Monday, Jan. 5, 2026
The Daily Pennsylvanian

Ivy season preview: Columbia

Columbia coach Norries Wilson rarely hides his feelings. His Lions were shut out by Penn last year, prompting him to rail on the media, the Penn administration, the officials, the other Ivy League schools and even his own employer for six surreal minutes afterward.

Fast forward to August of this year, and Wilson could be found hamming it up with local reporters he had just met at Media Day in Connecticut, joking about being overweight when asked if he had a refrigerator in his office.

Wilson, who in photographs appears to have lost weight, may be a metaphor for the Lions as they look to reverse a losing tradition.
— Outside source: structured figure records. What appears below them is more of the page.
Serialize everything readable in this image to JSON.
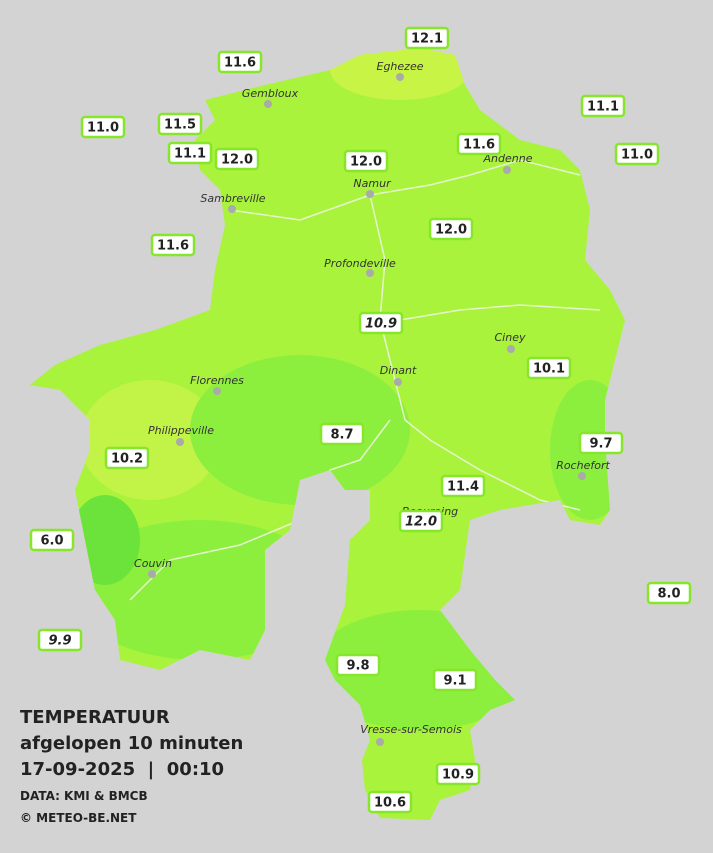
{
  "stations": [
    "12.1",
    "11.6",
    "11.1",
    "11.0",
    "11.5",
    "11.1",
    "12.0",
    "12.0",
    "11.6",
    "11.0",
    "12.0",
    "11.6",
    "10.9",
    "10.1",
    "8.7",
    "9.7",
    "10.2",
    "11.4",
    "12.0",
    "6.0",
    "8.0",
    "9.9",
    "9.8",
    "9.1",
    "10.9",
    "10.6"
  ],
  "cities": [
    "Eghezee",
    "Gembloux",
    "Andenne",
    "Namur",
    "Sambreville",
    "Profondeville",
    "Ciney",
    "Dinant",
    "Florennes",
    "Philippeville",
    "Rochefort",
    "Beauraing",
    "Couvin",
    "Vresse-sur-Semois"
  ],
  "legend": {
    "title": "TEMPERATUUR",
    "subtitle": "afgelopen 10 minuten",
    "datetime": "17-09-2025  |  00:10",
    "source": "DATA: KMI & BMCB",
    "copyright": "© METEO-BE.NET"
  }
}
They last won the Ivy League title in 1961.

But for a team that scored 66 points in seven league games last year - none in that whitewash at Penn and only 23 in their first five Ivy games - there's still a lot of fat to be cut out.

Most of it will have to come on offense, where the Lions desperately need to improve on their anemic rushing attack. It was 35 yards per game clear of the field in the wrong direction last year. Tailback Jordan Davis returns, but has never cracked 100 rushing yards in a game.

If that's concern No. 1 for Wilson, a close second is a steady presence under center. And there may be three options there at quarterback, but steady is hardly the way to describe any of them.

Senior Craig Hormann fought through last season and did his part by throwing for an average of 200 yards. He would likely be the starter, but a bum leg that he has been rehabbing since the offseason leaves his status for the first few games in doubt. He has two quicker, less experienced competitors: Shane Kelly, a transfer from Temple who can play immediately, and M.A. Olawale, who before Kelly's transfer was considered Hormann's successor.

Ironing out that situation may determine whether Wilson is in a joking mood a few months from now, and whether Columbia shakes off its decades-old mystique of losing.